Luckily, I did have a portable battery for my phone. Signs indicated that there was supposed to be free airport WiFi, but no luck, I could not get my phone to connect. A couple of millennials finally took pity and rescued me from my dire situation. With about half of my layover time already wasted, I sat down to another unwelcome shock. Facebook is banned in China! I turned to surfing but the last shock floored me: every search pointed me to sites totally foreign, totally unfamiliar, and totally Chinese!

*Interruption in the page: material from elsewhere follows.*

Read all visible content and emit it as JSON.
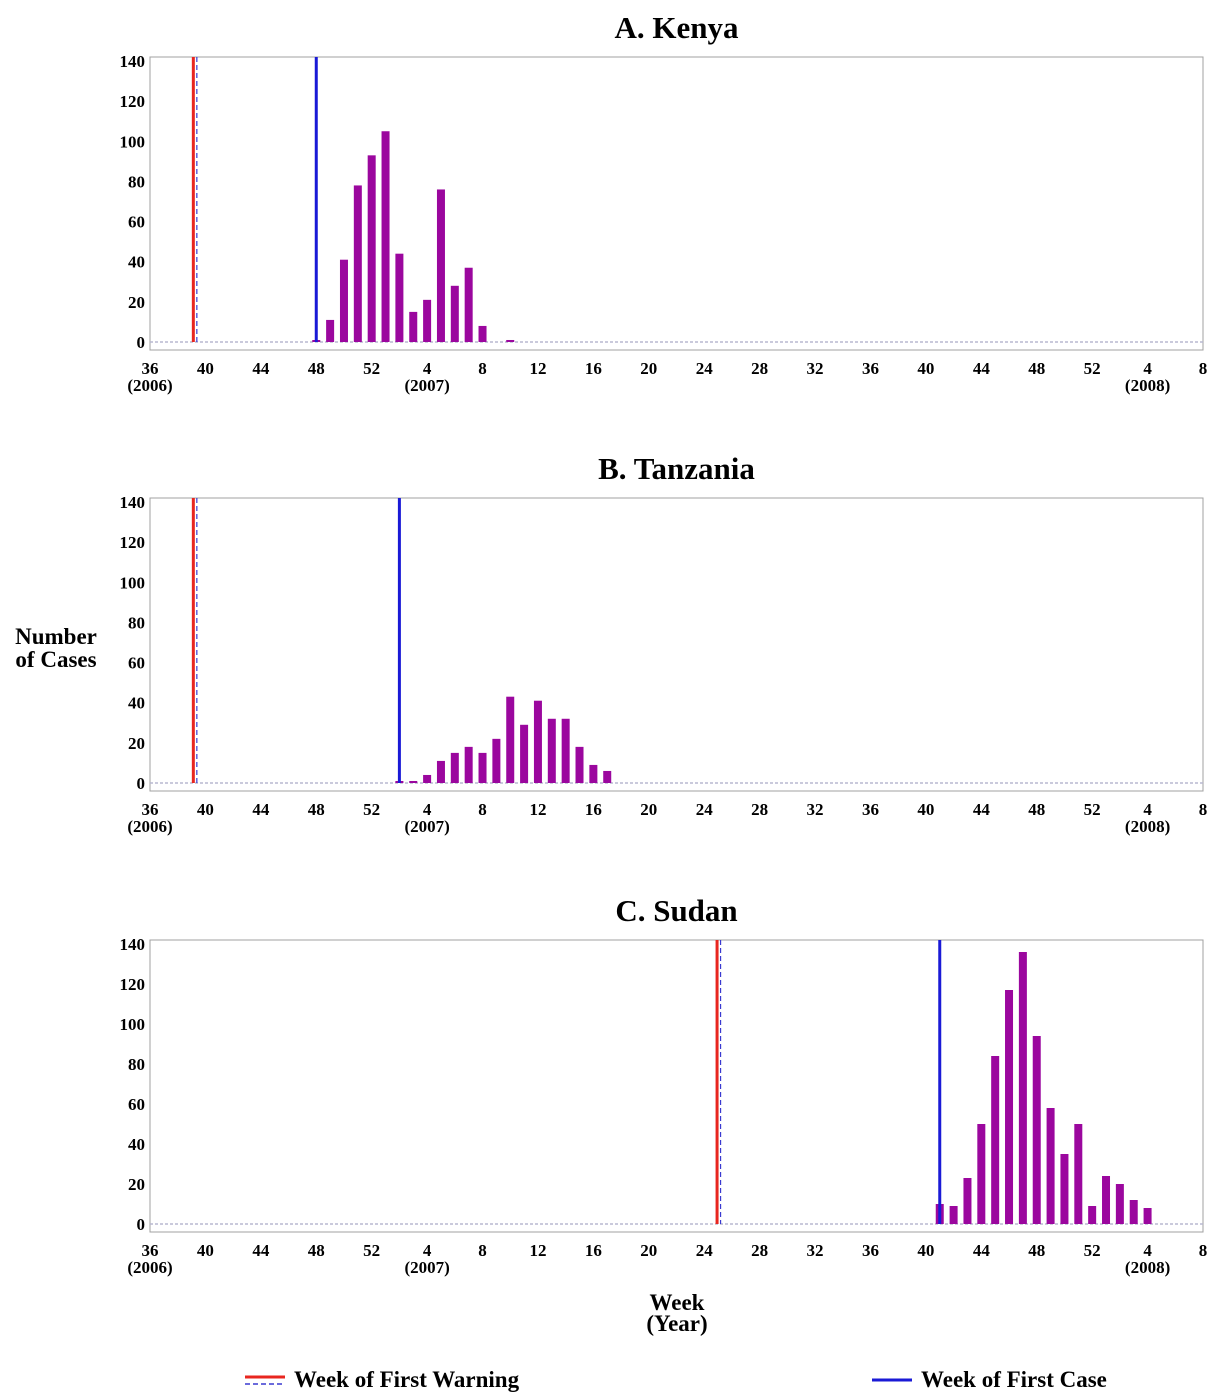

My isolation was complete. With just two and a half hours to go before my flight departure to Manila, I consoled myself with a mouth-watering Chinese meal and musing about life. Only when I had to give a presentation on Social Media to the Viewpoint Technology Club in Phoenix did I learn why I could not get into my familiar world of social media. Of the top 10 websites in the world in 2017, 4 are Chinese! They have a Google equivalent, Baidu, Facebook/ Messenger equivalents, QQ, QZone and WeChat, and even an Amazon equivalent, Alibaba.

Oubon
Second Layover from Manila to Phoenix

On the way home from Manila to Phoenix, I dreaded the 12-hour layover in Guangzhou. You won’t believe my complete surprise when the immigration officer told me that I qualified for a complimentary shuttle and hotel in Guangzhou if I could find the counter that processed such things. I was on extremely high alert and found it. There they told me that I could get my vouchers at another counter if I could find it. Being of a certain level of travel intelligence, I found that, too! The only problem was that the hotels that were familiar to me were all out of rooms and I was left with one called the Oubon International Hotel. Feeling happily adventurous, I again took the challenge and soon I was off to my one lucky day.

just outside the airport
The road out of the airport was strewn with glitzy modern sculpture, and I prepared to be wowed. What followed was a disappointment with a capital D. The hotel was a two-star facility in an almost rundown suburb of Guangzhou far from the city. By the time maintenance staff was found to fix my room’s air conditioning unit, I had already lost a lot of time. They even had to get the Manager because no other staff spoke English. I decided not to take a chance on a short city tour and opted to get a feel for the hotel facilities. There were the standard restaurant and a fitness center. But I was surprised to find a red-themed mahjong room! But the hotel was mostly empty; I guess it is just really used as a rest stop for transients. I ventured out to the small shopping mall nearby. There I consoled myself with another flavorful Chinese meal and peeked and poked around the small department store.

small shopping mall
My twelve hours easily frittered away.  I truly felt isolated in China, but I also got to see why she has become a great power. About eleven years ago I was asked which, between China and India, did I feel would become the superpower. I hesitated to say China back then because I wrongly thought India had the advantage of being an English-speaking country. The language barrier is only real for us who are outside of China trying to look/get in. Internally, China has used her masses of people, her vast natural resources, and her long and rich heritage to develop technologies that rival ours. The policy of isolation, of attempting to make one’s economy self-reliant, and of seeking to devote its entire efforts to its own advancement has served China well throughout the years. She may be nowhere in the Top 50 of the Happiness Index of countries around the world, but she has risen to #21 in quality of life (#8 for the US).

department store
You can bet I was happy to be on the way back to my comfort zone; but I also resolved, on the plane to Phoenix, that China deserves to be visited properly.  Beijing, the Yangtze, and the Great Wall await me.

1 comment:

  1. We were not sure that to expect when we visited China. We certainly were not offered anything like a hotel on our visit. Although it does not look like this was a big bonus. Such a short visit would not give you a true sense of the power or beauty of China. Hope you get back one day.